/Feature-selection-and-readmission-prediction

Impact of pre-processing and post-processing techniques for feature selection on prediction of heart failure patients’ readmission from EHRs.

Primary LanguageJupyter Notebook

Feature-selection-and-readmission-prediction

Given the high rate of hospital readmissions among heart failure patients, proper risk assessment is essential for clinical decision-making and patient management. This research aims to evaluate the effectiveness of various pre-processing and post-processing methods for feature selection in predicting heart failure patient re-admission over a six-month period. Utilizing data from the PhysioNet database, this study addresses the critical need for feature selection techniques to improve the performance of machine learning models in the context of heart failure patient care.

Dataset

Data Source for Study:

-Database: Patient-specific, freely accessible database

-Origin: PhysioNet data portal (https://physionet.org/content/heart-failure-zigong/1.3/)

-Accessed: 21 June 2023

-References: Goldberger et al. 2000

-Patients: 2008 heart failure patients

-Fields: 167 features

-Hospital: Fourth People’s Hospital of Zigong City, Sichuan, China

-Time Frame: December 2016 to June 2019

-Dataset Authors: Zhang et al. 2020; Zhang et al. 2021

This study has presented three pre-processing feature selection techniques (correlation analysis, mutual information gain and variance thresholding), and then 3 post-processing feature selection techniques (recursive feature elimination, borutaShap, borutaShap for XGBoosting algorithm). We also employed four machine learning algorithms (decision tree, random forest, gradient boosting, and multilayer perceptron) to predict heart failure patient re-admission over a six-month period.

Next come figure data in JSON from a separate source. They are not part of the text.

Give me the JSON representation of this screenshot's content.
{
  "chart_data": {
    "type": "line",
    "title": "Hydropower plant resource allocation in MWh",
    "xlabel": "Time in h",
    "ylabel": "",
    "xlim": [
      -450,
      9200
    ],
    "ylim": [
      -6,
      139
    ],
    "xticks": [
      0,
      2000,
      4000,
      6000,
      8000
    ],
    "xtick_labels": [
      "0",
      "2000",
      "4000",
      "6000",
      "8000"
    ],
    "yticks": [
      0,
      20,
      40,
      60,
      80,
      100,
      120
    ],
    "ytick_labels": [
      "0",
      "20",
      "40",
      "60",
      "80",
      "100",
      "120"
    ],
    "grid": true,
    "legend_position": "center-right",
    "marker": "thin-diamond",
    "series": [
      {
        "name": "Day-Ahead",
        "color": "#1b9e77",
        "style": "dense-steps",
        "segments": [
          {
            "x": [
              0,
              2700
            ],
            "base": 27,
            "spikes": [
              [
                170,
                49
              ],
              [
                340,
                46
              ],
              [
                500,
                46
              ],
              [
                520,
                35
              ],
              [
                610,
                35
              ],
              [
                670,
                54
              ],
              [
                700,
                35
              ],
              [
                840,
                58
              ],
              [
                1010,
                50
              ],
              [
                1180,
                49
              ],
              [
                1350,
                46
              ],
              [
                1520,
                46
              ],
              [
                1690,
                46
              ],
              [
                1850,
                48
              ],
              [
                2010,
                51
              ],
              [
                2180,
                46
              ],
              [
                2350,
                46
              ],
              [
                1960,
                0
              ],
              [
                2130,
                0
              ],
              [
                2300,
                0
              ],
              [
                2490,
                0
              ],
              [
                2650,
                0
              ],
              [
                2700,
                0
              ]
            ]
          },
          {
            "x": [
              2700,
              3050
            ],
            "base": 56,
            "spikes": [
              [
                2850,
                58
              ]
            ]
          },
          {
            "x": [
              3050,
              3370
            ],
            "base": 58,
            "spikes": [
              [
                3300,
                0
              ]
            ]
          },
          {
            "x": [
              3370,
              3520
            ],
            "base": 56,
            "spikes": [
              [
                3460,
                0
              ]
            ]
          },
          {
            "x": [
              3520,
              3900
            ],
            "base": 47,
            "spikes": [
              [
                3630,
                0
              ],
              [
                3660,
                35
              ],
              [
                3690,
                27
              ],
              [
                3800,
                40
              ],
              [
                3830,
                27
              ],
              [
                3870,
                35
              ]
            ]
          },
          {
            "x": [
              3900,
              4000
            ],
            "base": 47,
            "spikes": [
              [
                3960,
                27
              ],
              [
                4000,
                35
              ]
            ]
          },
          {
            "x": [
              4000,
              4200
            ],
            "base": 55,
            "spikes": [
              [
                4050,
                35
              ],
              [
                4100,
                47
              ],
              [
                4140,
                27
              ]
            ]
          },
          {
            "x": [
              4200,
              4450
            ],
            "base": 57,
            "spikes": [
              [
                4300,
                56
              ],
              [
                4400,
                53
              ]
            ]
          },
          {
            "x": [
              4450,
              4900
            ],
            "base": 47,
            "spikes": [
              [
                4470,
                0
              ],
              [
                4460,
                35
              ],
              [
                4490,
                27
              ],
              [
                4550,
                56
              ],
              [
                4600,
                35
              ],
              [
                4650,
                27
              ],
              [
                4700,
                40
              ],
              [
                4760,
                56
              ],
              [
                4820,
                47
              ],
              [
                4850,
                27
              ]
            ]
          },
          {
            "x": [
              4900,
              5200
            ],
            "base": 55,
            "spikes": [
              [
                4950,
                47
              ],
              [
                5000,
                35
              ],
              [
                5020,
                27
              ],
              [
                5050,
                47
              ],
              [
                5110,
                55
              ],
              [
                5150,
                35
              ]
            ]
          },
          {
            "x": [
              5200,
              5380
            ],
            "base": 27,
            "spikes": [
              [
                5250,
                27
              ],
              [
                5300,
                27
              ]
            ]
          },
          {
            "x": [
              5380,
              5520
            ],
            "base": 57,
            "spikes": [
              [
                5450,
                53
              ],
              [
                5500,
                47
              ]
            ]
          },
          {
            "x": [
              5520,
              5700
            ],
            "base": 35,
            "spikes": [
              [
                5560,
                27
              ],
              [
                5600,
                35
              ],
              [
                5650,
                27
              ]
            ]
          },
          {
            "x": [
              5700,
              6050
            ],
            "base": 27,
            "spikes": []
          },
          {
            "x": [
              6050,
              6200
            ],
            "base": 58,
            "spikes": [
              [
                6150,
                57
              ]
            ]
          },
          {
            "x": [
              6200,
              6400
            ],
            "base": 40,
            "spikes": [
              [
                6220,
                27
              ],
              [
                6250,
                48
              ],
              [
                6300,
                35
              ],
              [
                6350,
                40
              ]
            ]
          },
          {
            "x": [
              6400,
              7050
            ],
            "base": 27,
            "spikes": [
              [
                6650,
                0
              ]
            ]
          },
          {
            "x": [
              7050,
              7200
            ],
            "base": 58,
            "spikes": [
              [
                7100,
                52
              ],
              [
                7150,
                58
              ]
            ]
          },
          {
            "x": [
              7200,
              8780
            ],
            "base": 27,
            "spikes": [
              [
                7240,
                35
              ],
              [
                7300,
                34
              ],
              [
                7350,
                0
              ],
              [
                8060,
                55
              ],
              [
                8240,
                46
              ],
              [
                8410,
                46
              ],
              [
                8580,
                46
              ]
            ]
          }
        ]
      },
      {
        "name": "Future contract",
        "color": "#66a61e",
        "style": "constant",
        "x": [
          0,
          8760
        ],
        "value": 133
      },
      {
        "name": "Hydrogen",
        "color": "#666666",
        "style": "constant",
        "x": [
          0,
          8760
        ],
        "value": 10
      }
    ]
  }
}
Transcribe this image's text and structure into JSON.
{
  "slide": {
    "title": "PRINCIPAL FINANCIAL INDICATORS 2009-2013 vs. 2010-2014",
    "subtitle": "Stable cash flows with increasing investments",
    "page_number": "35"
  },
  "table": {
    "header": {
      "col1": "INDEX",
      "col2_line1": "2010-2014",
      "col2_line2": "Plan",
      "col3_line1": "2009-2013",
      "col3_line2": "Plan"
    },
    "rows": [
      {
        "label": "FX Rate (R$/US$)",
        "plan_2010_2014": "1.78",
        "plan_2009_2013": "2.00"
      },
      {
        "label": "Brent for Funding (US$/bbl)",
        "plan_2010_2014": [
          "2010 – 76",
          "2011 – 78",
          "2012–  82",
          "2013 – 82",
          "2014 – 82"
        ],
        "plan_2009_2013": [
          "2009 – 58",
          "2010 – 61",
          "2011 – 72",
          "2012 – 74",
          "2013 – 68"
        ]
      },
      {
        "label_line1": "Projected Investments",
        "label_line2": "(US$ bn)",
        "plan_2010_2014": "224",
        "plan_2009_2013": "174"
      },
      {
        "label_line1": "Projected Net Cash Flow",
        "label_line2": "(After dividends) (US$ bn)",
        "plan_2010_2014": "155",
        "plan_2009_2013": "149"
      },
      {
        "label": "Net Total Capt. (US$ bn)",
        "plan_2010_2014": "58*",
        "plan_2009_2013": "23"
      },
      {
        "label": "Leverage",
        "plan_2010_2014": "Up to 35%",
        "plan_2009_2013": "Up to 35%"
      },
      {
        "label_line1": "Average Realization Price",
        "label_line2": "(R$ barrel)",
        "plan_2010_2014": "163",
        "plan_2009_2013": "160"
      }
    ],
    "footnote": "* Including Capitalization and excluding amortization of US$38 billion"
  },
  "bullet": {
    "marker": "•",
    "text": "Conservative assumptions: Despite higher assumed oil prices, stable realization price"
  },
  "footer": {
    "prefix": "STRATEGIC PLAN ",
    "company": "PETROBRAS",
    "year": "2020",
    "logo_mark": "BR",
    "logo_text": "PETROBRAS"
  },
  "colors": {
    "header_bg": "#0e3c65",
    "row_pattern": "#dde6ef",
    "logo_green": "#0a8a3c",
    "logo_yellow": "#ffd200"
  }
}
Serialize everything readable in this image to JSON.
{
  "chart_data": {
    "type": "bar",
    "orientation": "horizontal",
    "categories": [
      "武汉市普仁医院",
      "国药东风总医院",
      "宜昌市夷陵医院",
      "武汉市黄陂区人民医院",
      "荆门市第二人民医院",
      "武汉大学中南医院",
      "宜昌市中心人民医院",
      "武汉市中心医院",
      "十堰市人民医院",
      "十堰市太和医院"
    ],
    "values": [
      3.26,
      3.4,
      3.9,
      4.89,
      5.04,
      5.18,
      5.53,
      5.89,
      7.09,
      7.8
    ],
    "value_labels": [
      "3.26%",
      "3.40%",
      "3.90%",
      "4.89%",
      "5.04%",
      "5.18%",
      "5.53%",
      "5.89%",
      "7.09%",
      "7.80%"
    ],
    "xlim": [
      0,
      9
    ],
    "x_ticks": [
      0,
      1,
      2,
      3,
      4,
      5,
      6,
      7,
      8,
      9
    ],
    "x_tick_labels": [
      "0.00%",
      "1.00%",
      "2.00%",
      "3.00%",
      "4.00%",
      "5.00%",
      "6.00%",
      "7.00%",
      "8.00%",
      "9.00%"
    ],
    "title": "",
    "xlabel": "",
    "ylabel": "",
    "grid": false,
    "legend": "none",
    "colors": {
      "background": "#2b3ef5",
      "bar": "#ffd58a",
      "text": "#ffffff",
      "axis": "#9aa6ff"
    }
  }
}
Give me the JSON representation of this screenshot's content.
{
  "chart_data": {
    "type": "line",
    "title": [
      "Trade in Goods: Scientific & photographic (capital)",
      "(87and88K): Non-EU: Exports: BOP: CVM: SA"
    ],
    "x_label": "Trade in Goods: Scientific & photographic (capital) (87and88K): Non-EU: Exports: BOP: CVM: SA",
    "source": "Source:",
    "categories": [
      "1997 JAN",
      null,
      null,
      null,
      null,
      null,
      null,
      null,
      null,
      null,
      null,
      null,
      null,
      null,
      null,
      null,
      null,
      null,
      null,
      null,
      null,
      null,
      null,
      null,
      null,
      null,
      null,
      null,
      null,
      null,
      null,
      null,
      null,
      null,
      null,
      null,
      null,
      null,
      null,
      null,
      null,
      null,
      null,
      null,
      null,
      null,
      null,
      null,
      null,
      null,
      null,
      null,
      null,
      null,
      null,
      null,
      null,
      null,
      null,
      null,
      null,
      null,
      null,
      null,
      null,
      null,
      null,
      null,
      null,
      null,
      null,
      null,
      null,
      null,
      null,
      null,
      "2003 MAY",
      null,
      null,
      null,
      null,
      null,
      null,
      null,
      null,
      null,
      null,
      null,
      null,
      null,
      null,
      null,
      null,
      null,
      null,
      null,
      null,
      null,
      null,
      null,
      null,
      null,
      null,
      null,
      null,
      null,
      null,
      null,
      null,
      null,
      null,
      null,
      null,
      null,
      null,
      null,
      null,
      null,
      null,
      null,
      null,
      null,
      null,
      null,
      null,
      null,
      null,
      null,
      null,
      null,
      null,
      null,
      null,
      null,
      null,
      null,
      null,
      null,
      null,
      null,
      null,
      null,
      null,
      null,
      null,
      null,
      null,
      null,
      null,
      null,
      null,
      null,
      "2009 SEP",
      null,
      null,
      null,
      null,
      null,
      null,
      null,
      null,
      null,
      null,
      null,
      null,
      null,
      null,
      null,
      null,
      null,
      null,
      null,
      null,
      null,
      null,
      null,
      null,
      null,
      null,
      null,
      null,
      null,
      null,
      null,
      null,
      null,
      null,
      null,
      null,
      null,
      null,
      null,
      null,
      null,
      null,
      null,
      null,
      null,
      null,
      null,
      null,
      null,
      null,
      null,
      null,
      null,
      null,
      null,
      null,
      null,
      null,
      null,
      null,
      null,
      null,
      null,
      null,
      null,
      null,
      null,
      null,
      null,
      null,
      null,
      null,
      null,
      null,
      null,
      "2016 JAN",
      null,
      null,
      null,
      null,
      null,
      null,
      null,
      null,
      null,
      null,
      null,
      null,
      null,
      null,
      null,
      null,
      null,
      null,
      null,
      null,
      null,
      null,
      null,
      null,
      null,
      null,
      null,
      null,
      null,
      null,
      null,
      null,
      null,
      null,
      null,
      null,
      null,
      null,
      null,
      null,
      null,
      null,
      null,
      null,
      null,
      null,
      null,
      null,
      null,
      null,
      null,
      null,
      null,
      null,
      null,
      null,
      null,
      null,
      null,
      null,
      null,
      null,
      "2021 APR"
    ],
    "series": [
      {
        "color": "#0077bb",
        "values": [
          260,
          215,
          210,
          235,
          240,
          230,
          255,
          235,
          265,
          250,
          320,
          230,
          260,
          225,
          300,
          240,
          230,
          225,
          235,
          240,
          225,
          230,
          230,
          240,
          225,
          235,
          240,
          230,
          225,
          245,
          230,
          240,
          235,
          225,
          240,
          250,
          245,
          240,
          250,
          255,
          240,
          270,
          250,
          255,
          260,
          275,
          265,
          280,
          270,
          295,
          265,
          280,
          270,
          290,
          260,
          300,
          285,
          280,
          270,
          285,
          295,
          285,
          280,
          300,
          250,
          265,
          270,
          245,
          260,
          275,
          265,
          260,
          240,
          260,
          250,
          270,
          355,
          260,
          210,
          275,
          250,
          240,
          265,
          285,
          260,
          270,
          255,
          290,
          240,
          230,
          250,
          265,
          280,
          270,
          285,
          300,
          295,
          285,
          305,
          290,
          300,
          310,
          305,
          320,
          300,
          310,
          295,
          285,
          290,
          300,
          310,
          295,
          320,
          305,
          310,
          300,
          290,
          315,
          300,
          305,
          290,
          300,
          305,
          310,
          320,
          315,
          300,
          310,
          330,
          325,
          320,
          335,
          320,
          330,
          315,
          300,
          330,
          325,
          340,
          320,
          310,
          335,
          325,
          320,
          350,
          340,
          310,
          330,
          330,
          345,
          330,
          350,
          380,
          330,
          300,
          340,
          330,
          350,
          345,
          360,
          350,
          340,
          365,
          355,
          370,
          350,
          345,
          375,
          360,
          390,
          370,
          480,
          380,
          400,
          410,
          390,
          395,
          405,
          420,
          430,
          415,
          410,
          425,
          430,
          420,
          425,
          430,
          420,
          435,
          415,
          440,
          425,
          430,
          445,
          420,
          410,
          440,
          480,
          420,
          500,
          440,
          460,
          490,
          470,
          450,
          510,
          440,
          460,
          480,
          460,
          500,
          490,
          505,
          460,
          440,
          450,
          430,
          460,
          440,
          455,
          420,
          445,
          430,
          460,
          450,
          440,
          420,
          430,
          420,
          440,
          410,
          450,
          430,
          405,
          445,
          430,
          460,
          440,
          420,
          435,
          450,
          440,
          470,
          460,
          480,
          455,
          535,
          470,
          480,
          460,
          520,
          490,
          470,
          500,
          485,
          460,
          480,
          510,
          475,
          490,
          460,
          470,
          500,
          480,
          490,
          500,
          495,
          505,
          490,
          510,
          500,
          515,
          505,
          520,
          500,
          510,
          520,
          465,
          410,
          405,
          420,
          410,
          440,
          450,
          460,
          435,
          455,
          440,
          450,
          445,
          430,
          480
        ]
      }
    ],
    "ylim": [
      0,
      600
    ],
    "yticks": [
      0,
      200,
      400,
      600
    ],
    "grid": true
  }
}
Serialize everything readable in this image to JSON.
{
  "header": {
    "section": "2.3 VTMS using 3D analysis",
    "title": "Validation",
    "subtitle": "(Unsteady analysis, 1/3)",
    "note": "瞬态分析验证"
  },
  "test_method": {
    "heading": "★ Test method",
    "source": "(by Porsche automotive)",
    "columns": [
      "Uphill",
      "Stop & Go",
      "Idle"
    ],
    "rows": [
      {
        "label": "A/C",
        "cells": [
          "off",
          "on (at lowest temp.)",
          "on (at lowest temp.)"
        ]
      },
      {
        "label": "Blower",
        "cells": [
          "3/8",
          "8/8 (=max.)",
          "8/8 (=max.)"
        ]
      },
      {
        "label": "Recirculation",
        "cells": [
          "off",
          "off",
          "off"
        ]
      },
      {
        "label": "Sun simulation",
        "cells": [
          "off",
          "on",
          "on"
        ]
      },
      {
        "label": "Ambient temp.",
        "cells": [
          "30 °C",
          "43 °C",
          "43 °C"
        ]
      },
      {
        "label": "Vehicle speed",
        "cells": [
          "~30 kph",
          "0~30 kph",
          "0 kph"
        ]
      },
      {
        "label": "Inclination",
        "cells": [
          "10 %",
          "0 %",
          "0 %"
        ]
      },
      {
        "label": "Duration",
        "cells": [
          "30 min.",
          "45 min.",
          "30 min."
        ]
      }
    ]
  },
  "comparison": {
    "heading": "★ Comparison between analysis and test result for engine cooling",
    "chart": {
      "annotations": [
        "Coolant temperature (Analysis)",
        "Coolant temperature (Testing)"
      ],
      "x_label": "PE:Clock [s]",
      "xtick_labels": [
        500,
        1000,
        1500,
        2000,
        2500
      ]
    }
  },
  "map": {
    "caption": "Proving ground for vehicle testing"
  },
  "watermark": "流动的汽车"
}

Results showed that MLP in combination with the variance thresholding achieved an accuracy and F1-score of 62.2% and 0.481 respectively. Gradient boosting in combination with information gain achieved an accuracy and F1-score of 64.4% and 0.476 respectively. DT in combination with correlation analysis achieved an accuracy and F1-score of 57.7% and 0.479 respectively. Random forest in combination with information gain achieved an accuracy and F1-score of 63.1% and 0.366 respectively. XGBoost in combination with borutaSHAP achieved an accuracy and F1-score of 60% and 0.469 respectively.

References

Goldberger, A., Amaral, L., Glass, L., Hausdorff, J., Ivanov, P. C., Mark, R., ... & Stanley, H. E. (2000). PhysioBank, PhysioToolkit, and PhysioNet: Components of a new research resource for complex physiologic signals. Circulation [Online]. 101 (23), pp. e215–e220.

Zhang, Z., Cao, L., Zhao, Y., Xu, Z., Chen, R., Lv, L., & Xu, P. (2022). Hospitalized patients with heart failure: integrating electronic healthcare records and external outcome data (version 1.3). PhysioNet. https://doi.org/10.13026/5m60-vs44.

Zhang Z, Cao L, Chen R, Zhao Y, Lv L, Xu Z, Xu P. Electronic healthcare records and external outcome data for hospitalized patients with heart failure. Sci Data. 2021 Feb 5;8(1):46. doi: 10.1038/s41597-021-00835-9. PMID: 33547290; PMCID: PMC7865067.